Baru-baru ini, masyarakat dihebohkan oleh munculnya BBM baru berbahan dasar nabati yang diberi nama Bobibos. Produk ini diklaim sebagai bahan bakar alternatif yang ramah lingkungan berdasarkan jerami hasil panen petani. Bobibos dikembangkan oleh PT Inti Sinergi Formula, bagian dari PT Sultan Sinergi Indonesia, sebuah perusahaan holding yang bergerak di berbagai sektor strategis seperti energi, infrastruktur, perhotelan, pertambangan, perkebunan, properti, dan transportasi.
Direktur Utama PT Sultan Sinergi Indonesia dan pembina Bobibos, Mulyadi, yang juga merupakan Anggota Komisi XI DPR RI dari Fraksi Gerindra, menjelaskan bahwa Bobibos merupakan singkatan dari Bahan Bakar Original Buatan Indonesia, Bos. Ada dua varian Bobibos: warna putih untuk mesin bensin dan warna merah untuk mesin solar atau diesel.

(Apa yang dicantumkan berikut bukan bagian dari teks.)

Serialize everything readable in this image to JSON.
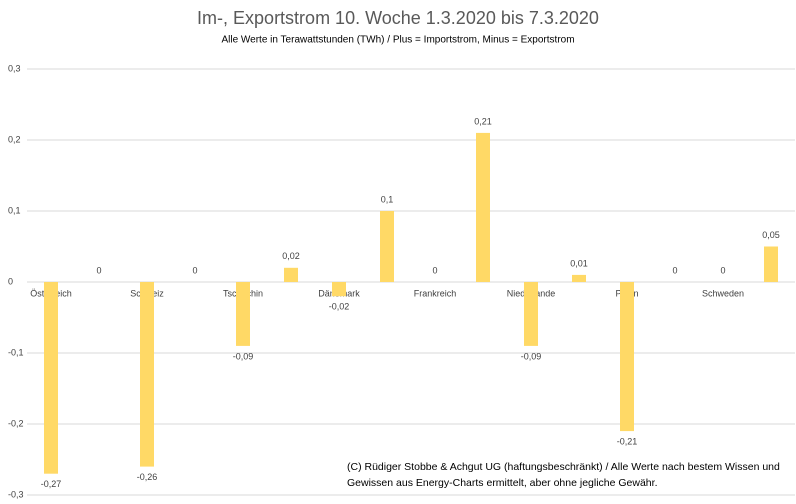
{
  "chart_data": {
    "type": "bar",
    "title": "Im-, Exportstrom 10. Woche 1.3.2020 bis 7.3.2020",
    "subtitle": "Alle Werte in Terawattstunden (TWh) / Plus = Importstrom, Minus = Exportstrom",
    "categories": [
      "Österreich",
      null,
      "Schweiz",
      null,
      "Tschechin",
      null,
      "Dänemark",
      null,
      "Frankreich",
      null,
      "Niederlande",
      null,
      "Polen",
      null,
      "Schweden",
      null
    ],
    "values": [
      -0.27,
      0,
      -0.26,
      0,
      -0.09,
      0.02,
      -0.02,
      0.1,
      0,
      0.21,
      -0.09,
      0.01,
      -0.21,
      0,
      0,
      0.05
    ],
    "value_labels": [
      "-0,27",
      "0",
      "-0,26",
      "0",
      "-0,09",
      "0,02",
      "-0,02",
      "0,1",
      "0",
      "0,21",
      "-0,09",
      "0,01",
      "-0,21",
      "0",
      "0",
      "0,05"
    ],
    "color": "#ffd966",
    "ylim": [
      -0.3,
      0.3
    ],
    "yticks": [
      {
        "value": -0.3,
        "label": "-0,3"
      },
      {
        "value": -0.2,
        "label": "-0,2"
      },
      {
        "value": -0.1,
        "label": "-0,1"
      },
      0,
      {
        "value": 0.1,
        "label": "0,1"
      },
      {
        "value": 0.2,
        "label": "0,2"
      },
      {
        "value": 0.3,
        "label": "0,3"
      }
    ],
    "grid": true,
    "annotation": [
      "(C) Rüdiger Stobbe & Achgut UG (haftungsbeschränkt) / Alle Werte nach bestem Wissen und",
      "Gewissen aus Energy-Charts ermittelt, aber ohne jegliche Gewähr."
    ]
  }
}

Menurut founder Bobibos, M. Ikhlas, jerami dari 1 hektare sawah dapat menghasilkan sekitar 3.000 liter BBM Bobibos, memberikan nilai tambah ekonomi bagi petani tanpa mengganggu produksi beras. Bobibos juga diklaim memiliki RON 98–98,1 dan tingkat emisi yang rendah. Proses pengolahan jerami menjadi bahan bakar melalui rangkaian proses teknologi biokimia, termasuk tahap penyuntikan serum khusus yang dapat mengubah jerami menjadi energi, dengan lima tahapan utama dalam proses tersebut.
Bobibos menunjukkan potensi baru dalam pengembangan bahan bakar alternatif yang ramah lingkungan dan berpotensi memberikan nilai tambah ekonomi bagi petani.